Albert Ostermaier on Brecht’s “Drums in the Night” – culture

100 years ago, on September 29, 1922, Bertolt Brecht’s play “Drums in the Night” was premiered at the Munich Kammerspiele.

“Glotz not so romantic,” I would like to wake myself up and stretch out a saying across the desk, as Brecht demanded for the premiere of his “Drums in the Night” at the Munich Kammerspiele a hundred years ago.
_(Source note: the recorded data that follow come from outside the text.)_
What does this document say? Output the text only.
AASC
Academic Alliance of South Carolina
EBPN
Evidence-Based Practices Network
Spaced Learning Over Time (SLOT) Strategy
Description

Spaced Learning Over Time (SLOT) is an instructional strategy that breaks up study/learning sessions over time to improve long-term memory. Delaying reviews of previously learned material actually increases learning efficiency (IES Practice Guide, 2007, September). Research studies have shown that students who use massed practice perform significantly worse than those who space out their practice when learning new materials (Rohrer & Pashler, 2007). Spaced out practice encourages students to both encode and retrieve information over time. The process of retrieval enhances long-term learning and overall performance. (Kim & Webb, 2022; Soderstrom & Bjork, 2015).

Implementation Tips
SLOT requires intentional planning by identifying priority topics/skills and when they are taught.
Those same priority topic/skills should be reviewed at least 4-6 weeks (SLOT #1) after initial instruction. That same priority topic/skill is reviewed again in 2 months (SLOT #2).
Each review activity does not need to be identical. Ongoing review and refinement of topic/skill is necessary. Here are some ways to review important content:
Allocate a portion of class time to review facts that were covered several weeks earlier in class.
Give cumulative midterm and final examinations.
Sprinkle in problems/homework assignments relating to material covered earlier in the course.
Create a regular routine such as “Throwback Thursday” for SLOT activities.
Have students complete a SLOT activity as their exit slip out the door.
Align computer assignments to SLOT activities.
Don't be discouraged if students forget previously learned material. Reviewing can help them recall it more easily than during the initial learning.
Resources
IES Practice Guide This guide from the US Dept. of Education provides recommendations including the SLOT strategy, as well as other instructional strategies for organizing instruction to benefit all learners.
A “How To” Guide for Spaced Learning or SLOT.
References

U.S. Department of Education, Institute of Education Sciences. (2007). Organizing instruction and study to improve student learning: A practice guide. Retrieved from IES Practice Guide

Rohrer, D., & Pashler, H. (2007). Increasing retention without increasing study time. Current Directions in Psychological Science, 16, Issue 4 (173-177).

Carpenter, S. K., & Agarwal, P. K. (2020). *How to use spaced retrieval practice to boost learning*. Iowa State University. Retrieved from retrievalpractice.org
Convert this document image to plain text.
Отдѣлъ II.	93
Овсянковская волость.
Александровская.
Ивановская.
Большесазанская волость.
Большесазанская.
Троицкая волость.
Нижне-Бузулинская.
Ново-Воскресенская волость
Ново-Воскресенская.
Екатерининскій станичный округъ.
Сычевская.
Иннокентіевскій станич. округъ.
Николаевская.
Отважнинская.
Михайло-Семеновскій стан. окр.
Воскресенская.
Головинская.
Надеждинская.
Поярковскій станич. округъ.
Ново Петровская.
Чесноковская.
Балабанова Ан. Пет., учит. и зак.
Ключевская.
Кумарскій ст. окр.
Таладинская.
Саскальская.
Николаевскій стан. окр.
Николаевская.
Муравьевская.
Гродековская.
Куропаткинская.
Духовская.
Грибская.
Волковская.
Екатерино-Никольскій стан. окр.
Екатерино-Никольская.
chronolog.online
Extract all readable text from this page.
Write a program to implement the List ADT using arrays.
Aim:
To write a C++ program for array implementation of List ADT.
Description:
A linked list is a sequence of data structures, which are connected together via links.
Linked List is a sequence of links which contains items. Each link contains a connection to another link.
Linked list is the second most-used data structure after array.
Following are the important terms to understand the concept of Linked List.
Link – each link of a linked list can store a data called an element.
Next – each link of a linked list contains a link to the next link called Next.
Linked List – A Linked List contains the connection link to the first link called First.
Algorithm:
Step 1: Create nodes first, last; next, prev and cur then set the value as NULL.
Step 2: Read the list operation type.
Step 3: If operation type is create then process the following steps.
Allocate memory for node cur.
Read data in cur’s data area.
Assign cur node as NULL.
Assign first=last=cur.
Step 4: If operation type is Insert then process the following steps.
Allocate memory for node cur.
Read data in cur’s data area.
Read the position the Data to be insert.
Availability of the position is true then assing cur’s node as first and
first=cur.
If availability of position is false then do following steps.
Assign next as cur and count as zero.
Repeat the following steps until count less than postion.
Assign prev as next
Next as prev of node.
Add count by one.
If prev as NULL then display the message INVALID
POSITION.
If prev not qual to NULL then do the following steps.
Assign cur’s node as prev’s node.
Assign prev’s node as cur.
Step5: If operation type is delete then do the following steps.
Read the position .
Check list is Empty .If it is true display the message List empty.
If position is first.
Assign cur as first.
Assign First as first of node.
In front of me is a black, tight-lipped program booklet with a picture of young Brecht, who gawks at me cheekily from the title: pale to smug, absurdly completely – as later with Werner Herzog and “Fitzcarraldo” – in white, with a flat cap and tie, which of course not sits correctly, loosely tied, it doesn’t let itself be tied up, just as if it had just come off the swing boat and was still immersed in its cloud, into which it swung itself up to the sky, to overturn like its words. Suddenly it would be tremendously high overnight, only to then strike like lightning with theatrical thunder on the stages of the unloved republic, where naturalism had naturally long been boring, but expressionism still twitched epileptically and spat out sentences that stretched out on the rack: more and more Screams as screams, tragedies of the bourgeoisie, for whom the revolution was only a farce and, as Brecht called it in his play: comedy. To die for. It was much more important to study the behavior of the cold and to believe that smoking makes you cold-blooded.